Intervention de Jean Bizet

Réunion du 9 octobre 2007 à 16h30
Application de l'article 65 de la convention sur la délivrance de brevets européens. — Suite de la discussion et adoption définitive d'un projet de loi

Photo de Jean BizetJean Bizet :

Le deuxième point porte sur la place de nos chercheurs et de nos entreprises sur le marché européen des brevets. Hélas ! le constat actuel est peu satisfaisant, puisque les statistiques indiquent que la langue de dépôt est l'anglais dans 70 % des cas, l'allemand dans 25 % des cas et le français dans à peine 5 % des cas. Protocole de Londres ou pas, cela fait bien longtemps que nos entreprises et nos chercheurs sont obligés de suivre les dépôts de brevets en anglais et en allemand. Prétendre le contraire relève tout simplement d'une méconnaissance inquiétante des réalités scientifiques et économiques de notre pays.

Il faut donc tout faire pour accroître la proportion des brevets déposés en langue française. L'un des freins majeurs concerne le coût du dépôt d'un brevet pour les petites et moyennes entreprises.

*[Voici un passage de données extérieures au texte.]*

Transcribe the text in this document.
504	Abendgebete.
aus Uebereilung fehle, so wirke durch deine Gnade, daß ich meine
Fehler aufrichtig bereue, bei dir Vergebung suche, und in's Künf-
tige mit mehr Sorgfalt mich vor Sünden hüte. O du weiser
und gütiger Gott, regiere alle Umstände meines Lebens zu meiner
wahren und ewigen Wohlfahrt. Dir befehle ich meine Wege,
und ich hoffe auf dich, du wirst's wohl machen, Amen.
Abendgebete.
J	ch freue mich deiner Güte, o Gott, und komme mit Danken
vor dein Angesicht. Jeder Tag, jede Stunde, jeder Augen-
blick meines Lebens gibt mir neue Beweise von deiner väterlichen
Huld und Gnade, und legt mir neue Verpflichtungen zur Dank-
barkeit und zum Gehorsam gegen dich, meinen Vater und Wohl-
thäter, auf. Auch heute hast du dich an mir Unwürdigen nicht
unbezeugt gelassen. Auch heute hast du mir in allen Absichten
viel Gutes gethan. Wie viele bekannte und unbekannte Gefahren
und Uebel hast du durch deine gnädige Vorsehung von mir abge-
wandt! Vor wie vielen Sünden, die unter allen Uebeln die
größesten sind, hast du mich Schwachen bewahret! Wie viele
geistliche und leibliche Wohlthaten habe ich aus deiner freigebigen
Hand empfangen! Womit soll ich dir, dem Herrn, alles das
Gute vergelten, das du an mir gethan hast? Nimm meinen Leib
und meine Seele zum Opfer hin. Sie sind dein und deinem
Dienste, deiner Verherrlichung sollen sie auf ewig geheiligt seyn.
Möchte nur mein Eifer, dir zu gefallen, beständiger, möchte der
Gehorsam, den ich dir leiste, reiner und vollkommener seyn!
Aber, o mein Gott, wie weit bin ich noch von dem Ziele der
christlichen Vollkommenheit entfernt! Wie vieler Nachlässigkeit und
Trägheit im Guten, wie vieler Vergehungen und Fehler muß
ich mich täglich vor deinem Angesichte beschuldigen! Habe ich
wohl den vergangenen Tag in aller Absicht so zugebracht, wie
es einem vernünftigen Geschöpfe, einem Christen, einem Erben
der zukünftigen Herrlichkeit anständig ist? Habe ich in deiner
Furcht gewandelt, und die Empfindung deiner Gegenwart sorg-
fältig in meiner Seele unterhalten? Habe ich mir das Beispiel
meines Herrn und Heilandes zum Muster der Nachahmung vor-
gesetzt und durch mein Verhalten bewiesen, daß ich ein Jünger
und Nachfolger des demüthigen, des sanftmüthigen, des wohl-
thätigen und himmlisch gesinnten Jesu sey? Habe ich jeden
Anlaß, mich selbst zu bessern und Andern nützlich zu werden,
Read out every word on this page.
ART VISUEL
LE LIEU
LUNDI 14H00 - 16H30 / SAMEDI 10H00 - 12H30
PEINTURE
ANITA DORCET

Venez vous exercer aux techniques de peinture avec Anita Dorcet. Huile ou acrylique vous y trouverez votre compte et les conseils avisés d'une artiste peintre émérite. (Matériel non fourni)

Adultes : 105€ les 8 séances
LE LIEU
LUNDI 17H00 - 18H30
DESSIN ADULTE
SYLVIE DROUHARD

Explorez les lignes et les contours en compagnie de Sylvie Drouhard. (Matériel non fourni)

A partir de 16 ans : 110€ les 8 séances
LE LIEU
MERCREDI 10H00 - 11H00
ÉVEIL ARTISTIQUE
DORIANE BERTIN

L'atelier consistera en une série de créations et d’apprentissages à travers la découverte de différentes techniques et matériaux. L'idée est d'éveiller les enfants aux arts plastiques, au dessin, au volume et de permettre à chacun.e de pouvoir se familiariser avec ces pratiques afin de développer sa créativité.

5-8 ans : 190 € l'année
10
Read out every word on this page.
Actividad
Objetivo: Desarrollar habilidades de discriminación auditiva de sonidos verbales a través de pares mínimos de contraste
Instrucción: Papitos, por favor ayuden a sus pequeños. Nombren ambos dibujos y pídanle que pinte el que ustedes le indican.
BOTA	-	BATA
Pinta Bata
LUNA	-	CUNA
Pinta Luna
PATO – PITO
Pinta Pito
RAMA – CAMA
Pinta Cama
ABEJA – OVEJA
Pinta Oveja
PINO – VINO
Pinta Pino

La simplification du brevet européen, en diminuant le nombre de traductions obligatoires, réduira les coûts de 30 % à 40 %, ce qui constituera un stimulant puissant pour l'innovation et la recherche. Il y a d'ailleurs à ce sujet un très large consensus dans la communauté scientifique et chez les acteurs économiques. Les premiers bénéficiaires en seront les petites entreprises, puisque le simple fait de déposer un brevet en langue française leur garantira la protection de leurs inventions sur le marché européen.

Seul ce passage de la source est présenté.